54Eine Beratungspflichtverletzung ergibt sich nicht aus dem behaupteten Versäumnis, nicht auf sogenannte „Kick-Backs“ hingewiesen worden zu sein. Diese Rechtsprechung des Bundesgerichtshofes (vgl. BGHZ 170, 226; BGH NJW 2009, 2298), die im Zusammenhang mit Anlageberatungsverträgen zwischen Banken und Anlageinteressenten entwickelt wurde, ist auf die vorliegende Problematik des Abschlusses einer fondsgebundenen Rentenversicherung nicht anwendbar.

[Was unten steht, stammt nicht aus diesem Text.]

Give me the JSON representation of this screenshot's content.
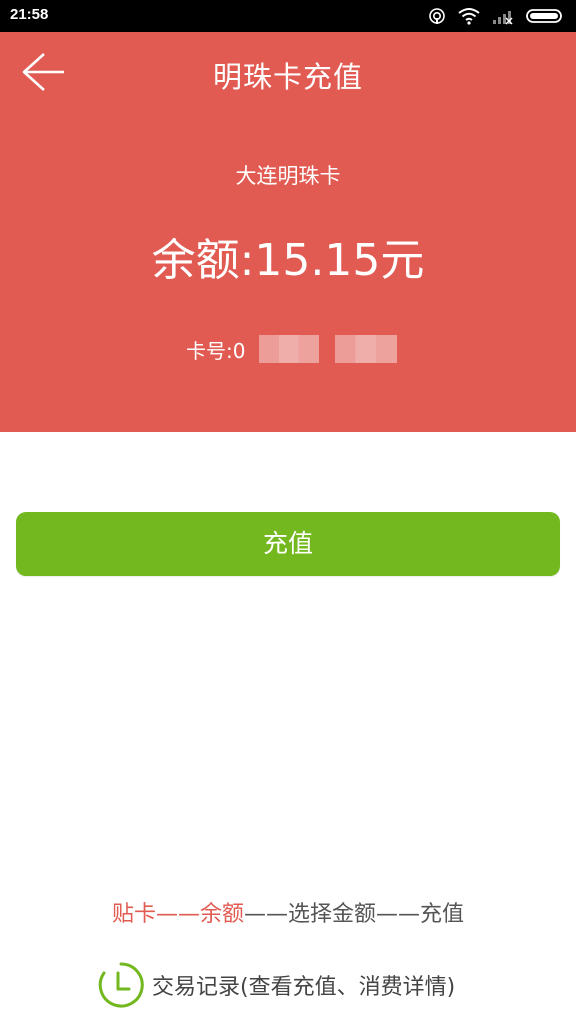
{
  "status_bar": {
    "time": "21:58"
  },
  "header": {
    "title": "明珠卡充值",
    "back_icon": "back-arrow-icon",
    "card_name": "大连明珠卡",
    "balance": "余额:15.15元",
    "card_number_label": "卡号:0"
  },
  "actions": {
    "recharge_label": "充值"
  },
  "footer": {
    "step_active": "贴卡——余额",
    "step_rest": "——选择金额——充值",
    "transaction_link": "交易记录(查看充值、消费详情)",
    "transaction_icon": "clock-icon"
  },
  "colors": {
    "header_bg": "#e25b52",
    "button_bg": "#72b81e",
    "accent_red": "#e25b52",
    "icon_green": "#72b81e"
  }
}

Auf die der ständigen Rechtsprechung der Kammer und der Oberlandesgerichte entsprechenden Entscheidungen (OLG Köln, VersR 2011, 248 ff; Urteil vom 25.11.2011, 20 U 126/11 bei juris; Urteil vom 3.2.2012, 20 U 140/11 bei juris; OLG Stuttgart, r+s 2011, 218, OLG Hamm, Beschluss vom 31.8.2011, 20 U 81/11 bei Juris) wird zur Meidung von Wiederholungen verwiesen; mit Urteil vom 29.11.2011 hat der BGH selbst klargestellt, dass diese Rechtsprechung zu den Aufklärungspflichten über Innenprovisionen und vereinnahmte Rückvergütungen nur in Fällen einer Kapitalanlageberatung durch die Bank gilt (BGH ZIP 2012, 67, Rz 39).
55V.
56Ein Schadensersatzanspruch wegen unrichtiger Widerspruchsbelehrung scheidet gleichfalls aus. Die Widerspruchsbelehrung ist wirksam. Neben der abschließenden Regelung in § 5a VVG a.F. ist für eine Schadensersatzhaftung aus c.i.c. kein Raum. Überdies ist von der Klägerin in keiner Weise dargetan worden, aus welchen Gründen sie bei einer von ihr geforderten Widerspruchsbelehrung denn überhaupt fristgerecht einen Widerspruch des statt dessen von ihr jahrelang beanstandungslos geführten Versicherungsvertrages erklärt hätte.
57VI.
58Soweit eine Falschberatung behauptet wird, fehlt es einem hinreichend konkretisierten und substantiierten Vortrag.
59VII.
60Da ein Anspruch auf Rückzahlung der geleisteten Beiträge nicht besteht, scheidet auch ein Anspruch auf Erstattung vorgerichtlicher Anwaltskosten aus.
61VIII.
62Die prozessualen Nebenentscheidungen beruhen auf den §§ 91 I, 709 ZPO.